Sun may well be the revelatory end to a twelve-step program, the dawning realization that through all of life’s manifestations, regardless of society or circumstance, we all really want the same things. So while the lyrics can read cloyingly New Age, the idea itself is a hard-fought one. Chan Marshall is such a product of the world, who’s lived through the darkest parts of experience so raw and suffocatingly crushing that it finally allowed her in all its subsequent light. After everything she’s seen, these are the simple truths of human life.
When you hear her talk about her decision six years ago in the middle of an interview to kill herself, the album’s bigger message is overwhelming. Someone who used to always imagine passing away towards the end of life no longer accepts a static narrative for herself. On her ninth album, Cat Power is a phoenix rising from the ashes, and Sun is her official rebirth. It gives retroactive context to The Greatest and everything else that came before, an exploding notion that failure can be the fount from which we learn to rethink, to rebuild, to revive.
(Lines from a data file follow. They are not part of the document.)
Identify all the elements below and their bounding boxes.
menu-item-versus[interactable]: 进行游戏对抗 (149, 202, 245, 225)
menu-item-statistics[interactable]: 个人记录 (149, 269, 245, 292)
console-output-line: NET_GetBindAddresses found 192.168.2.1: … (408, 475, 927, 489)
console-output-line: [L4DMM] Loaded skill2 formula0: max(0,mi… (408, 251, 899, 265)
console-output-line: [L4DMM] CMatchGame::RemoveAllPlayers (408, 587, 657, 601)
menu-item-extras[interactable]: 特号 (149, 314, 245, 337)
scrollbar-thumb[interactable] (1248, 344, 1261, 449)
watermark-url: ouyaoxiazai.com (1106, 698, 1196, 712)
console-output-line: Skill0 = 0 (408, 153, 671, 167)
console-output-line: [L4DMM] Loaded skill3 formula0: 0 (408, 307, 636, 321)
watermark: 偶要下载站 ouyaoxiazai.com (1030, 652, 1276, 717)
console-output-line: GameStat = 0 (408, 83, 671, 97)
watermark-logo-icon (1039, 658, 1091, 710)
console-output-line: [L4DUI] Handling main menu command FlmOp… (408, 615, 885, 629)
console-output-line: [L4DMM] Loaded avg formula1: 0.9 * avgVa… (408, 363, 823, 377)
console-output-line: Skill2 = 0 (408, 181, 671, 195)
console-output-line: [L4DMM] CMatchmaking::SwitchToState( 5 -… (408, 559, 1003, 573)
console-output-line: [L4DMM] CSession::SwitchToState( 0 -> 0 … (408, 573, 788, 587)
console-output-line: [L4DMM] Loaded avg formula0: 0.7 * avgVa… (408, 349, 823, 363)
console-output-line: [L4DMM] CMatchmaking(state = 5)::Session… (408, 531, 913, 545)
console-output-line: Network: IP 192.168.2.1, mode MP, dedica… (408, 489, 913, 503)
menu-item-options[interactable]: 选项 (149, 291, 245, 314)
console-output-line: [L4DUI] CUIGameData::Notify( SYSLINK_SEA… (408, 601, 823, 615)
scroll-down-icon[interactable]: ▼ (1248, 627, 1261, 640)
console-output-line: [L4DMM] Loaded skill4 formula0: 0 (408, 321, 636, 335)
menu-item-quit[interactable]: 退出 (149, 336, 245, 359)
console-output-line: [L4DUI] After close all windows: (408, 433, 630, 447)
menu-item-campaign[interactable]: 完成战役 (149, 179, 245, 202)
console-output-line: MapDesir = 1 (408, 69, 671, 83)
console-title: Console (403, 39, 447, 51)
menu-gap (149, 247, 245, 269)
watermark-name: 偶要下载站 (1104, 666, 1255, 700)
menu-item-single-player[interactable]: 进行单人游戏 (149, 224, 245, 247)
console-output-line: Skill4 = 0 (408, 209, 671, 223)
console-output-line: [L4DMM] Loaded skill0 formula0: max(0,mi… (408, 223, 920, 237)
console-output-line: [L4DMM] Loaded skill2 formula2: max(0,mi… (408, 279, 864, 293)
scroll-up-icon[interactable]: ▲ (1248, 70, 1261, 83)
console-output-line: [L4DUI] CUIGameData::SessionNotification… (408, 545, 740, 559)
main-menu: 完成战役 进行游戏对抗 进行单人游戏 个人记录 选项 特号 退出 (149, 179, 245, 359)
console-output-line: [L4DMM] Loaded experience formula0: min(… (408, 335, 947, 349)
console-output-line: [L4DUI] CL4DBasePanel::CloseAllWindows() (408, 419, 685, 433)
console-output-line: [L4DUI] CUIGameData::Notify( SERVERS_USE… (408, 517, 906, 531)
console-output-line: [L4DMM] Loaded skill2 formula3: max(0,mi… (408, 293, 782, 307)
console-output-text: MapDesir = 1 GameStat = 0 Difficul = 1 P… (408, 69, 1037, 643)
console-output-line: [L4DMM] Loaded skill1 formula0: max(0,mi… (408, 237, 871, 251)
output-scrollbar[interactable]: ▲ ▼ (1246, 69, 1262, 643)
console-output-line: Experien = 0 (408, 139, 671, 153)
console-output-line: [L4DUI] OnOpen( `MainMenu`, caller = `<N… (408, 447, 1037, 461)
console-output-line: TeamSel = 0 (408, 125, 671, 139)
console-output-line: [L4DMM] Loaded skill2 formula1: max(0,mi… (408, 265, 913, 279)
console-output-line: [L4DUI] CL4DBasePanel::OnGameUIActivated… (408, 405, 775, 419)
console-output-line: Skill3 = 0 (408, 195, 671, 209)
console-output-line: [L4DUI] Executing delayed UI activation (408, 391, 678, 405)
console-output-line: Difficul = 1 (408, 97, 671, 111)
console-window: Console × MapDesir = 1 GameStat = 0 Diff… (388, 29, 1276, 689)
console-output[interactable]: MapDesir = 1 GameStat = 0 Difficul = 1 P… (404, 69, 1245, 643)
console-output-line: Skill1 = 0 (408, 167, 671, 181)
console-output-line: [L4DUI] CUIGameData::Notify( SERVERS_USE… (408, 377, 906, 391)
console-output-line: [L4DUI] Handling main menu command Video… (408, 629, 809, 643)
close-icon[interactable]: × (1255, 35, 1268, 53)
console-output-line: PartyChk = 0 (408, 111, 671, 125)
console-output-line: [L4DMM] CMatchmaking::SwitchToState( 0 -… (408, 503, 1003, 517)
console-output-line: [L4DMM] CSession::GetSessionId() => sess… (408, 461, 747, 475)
The pinnacle of her manifesto, the album’s heart, is 11-minute epiphany “Nothin But Time,” an unbound redemption for life with help from Iggy Pop. Written for her ex’s teenage daughter, to whom Marshall became like a mother, the song (and the album, for that matter) is just as much addressed to the 20 year-old version of herself we see on the cover, all the things she wished she’d known. When she sings “It’s up to you to be like nobody,” it’s a complex idea wrapped up in an easy mantra—that we all have at any moment the right to create, as she says, an unordinary life. Like any other person from any other time, there’s nothing stopping us from owning this strange experience and making it count. It’s aged wisdom from an album as a whole that’s not void of pain or suffering, but has the understanding now that every day, every minute, the world is just beginning.
“People forget that they’re free—you think you’re stuck in a situation but you’re not. You’re free.”